Tidak jarang kita melihat saudara kita yang begadang hingga tengah malam bahkan hingga jelang waktu shubuh karena menonton bergulirnya bola selama 2×45 menit. Setelah nonton, ia bukanlah memperhatikan kewajiban shalat. Namun karena rasa kantuk yang begitu berat, shalat shubuh yang merupakan kewajiban setiap harinya dilalaikan begitu saja karena badannya butuh istirahat selepas begadang. Shalat pun ditinggalkan tanpa rasa bersalah, tanpa ada rasa berdosa. Jika seseorang tahu bahaya meninggalkan shalat, maka tentu ia tidak akan meninggalkannya. Ia tidak akan meninggalkannya meskipun satu shalat saja.

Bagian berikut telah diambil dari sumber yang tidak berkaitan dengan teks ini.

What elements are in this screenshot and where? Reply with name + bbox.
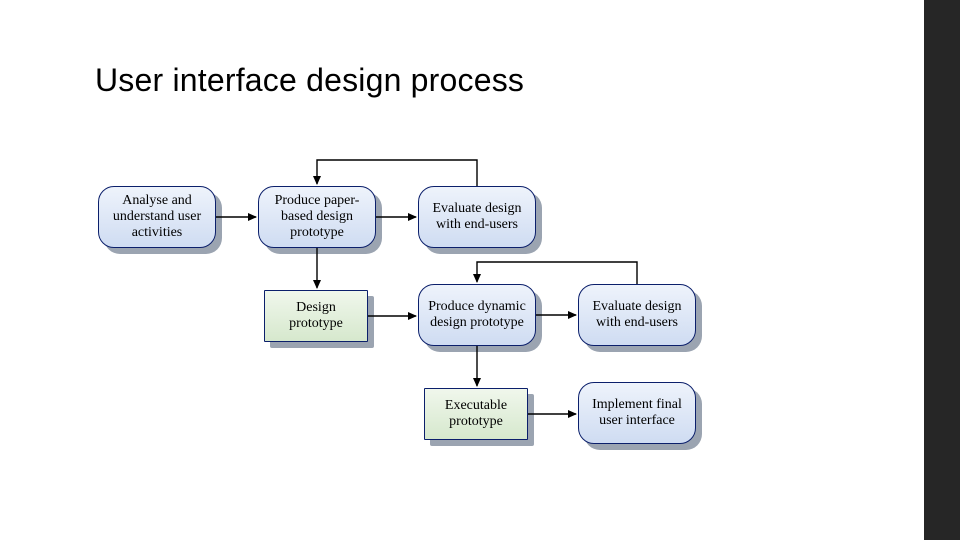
arrow-eval1-paper-feedback [317,160,477,186]
diagram-canvas: Analyse and understand user activities P… [0,0,960,540]
node-label: Evaluate design with end-users [585,299,689,331]
arrow-eval2-dynamic-feedback [477,262,637,284]
node-label: Executable prototype [431,398,521,430]
node-label: Produce paper-based design prototype [265,193,369,241]
node-label: Implement final user interface [585,397,689,429]
arrows-layer [0,0,960,540]
slide-sidebar [924,0,960,540]
node-label: Evaluate design with end-users [425,201,529,233]
node-label: Design prototype [271,300,361,332]
node-label: Produce dynamic design prototype [425,299,529,331]
node-label: Analyse and understand user activities [105,193,209,241]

Perlu kita ketahui bahwa meninggalkan satu shalat saja itu tergolong melakukan dosa besar. Bahkan dosa besarnya bukan seperti dosa besar lainnya karena yang ditinggalkan adalah rukun islam, yang merupakan penegak bangunan islam. Sampai-sampai Nabi shallallahu ‘alaihi wa sallam golongkan dosa orang yang meninggalkan shalat –secara total- sebagai dosa kekafiran.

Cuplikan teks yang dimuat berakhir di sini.